The ability to accurately create artificial organs in the lab would change the world in ways we can't even imagine, but creating artificial capillaries - the tiny blood vessels that carry oxygen-rich nutrients to our organs and then scrub away the waste - has been one of the main road blocks. These vital networks of tiny tunnels are simply too small for current moulds to recreate, but scientists in the US think they've come up with a way to solve this problem: cotton candy machines. 

Yes, the same machine that spins sugar into delicious puffs of childhood wonder might help us save countless lives thanks to its unique ability to produce intricate networks that are perfect for recreating capillary systems. 

"The analogies everyone uses to describe electrospun fibres are that they look like silly string, or Cheese Whiz, or cotton candy," said one of the team, engineer Leon Bellan from Vanderbilt Univeristy.

"So I decided to give the cotton candy machine a try. I went to Target and bought a cotton candy machine for about $40. It turned out that it formed threads that were about one-tenth the diameter of a human hair - roughly the same size as capillaries - so they could be used to make channel structures in other materials."

In order to actually create the artificial system, the researchers first needed to find a material that wouldn't dissolve immediately in water, yet allowed them to make ultra-tiny threads like sugar does. After testing a slew of different options, they eventually landed on a material called Poly (N-isopropylacrylamide) - PNIPAM - which doesn't dissolve unless its temperature drops below 32 degrees Celsius. 

The team then created a new, specialised cotton candy machine that was more in tune with the material and spun out a network of fake capillaries. After that, they made the imitation organ with gelatine and human cells. To hold all of this together, they added a very scary-sounding substance called 'meat glue' - an enzyme that's actually named transglutaminase that's quite common in the food industry.

This solution was then poured over the PNIPAM network and cooled so that the tiny fibres dissolve to create small tunnels or artificial capillaries. 

Though the cotton candy technique works, the artificial capillary system hasn't been used in a full-blown organ yet - instead, the system lives inside a square piece of gelatine.

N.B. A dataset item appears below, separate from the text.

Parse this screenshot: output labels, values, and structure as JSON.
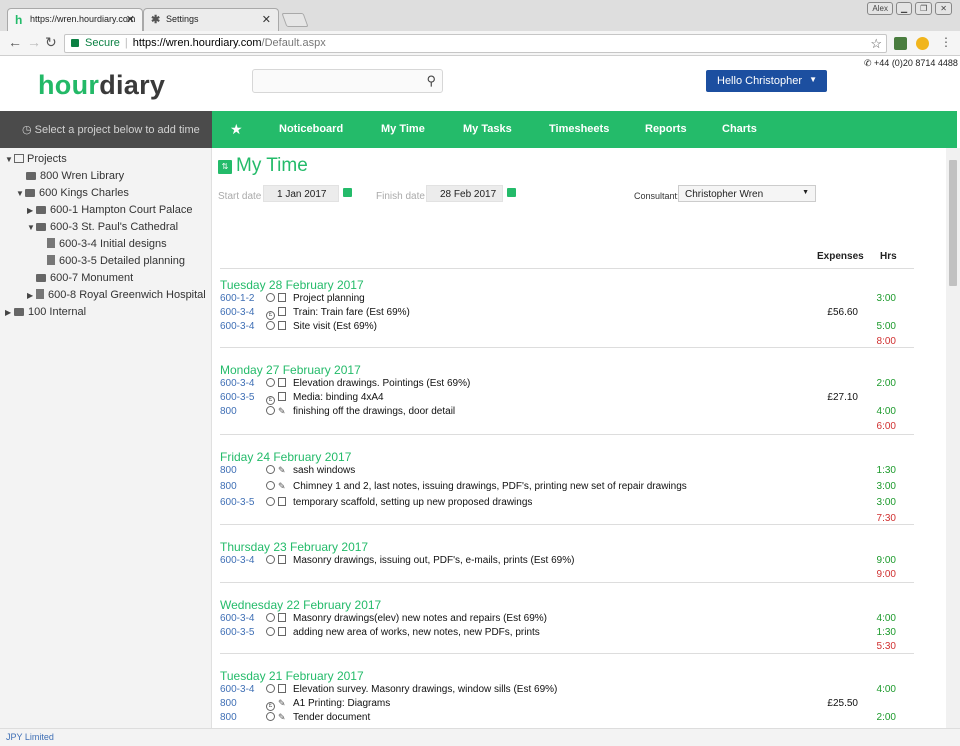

It will take more research to figure out how to integrate them into fully functional organs.

But despite the fact that full organs are still a good bit of time away, the team's findings, which have been published in Advanced Healthcare Materials, prove that it is possible to create three-dimensional capillary systems in the lab.

Now, since the technique works, the researchers hope their continued research will allow them to recreate specific organ tissues. The end goal is to have templates for a bunch of different organs, so teams all over the world can create them easily.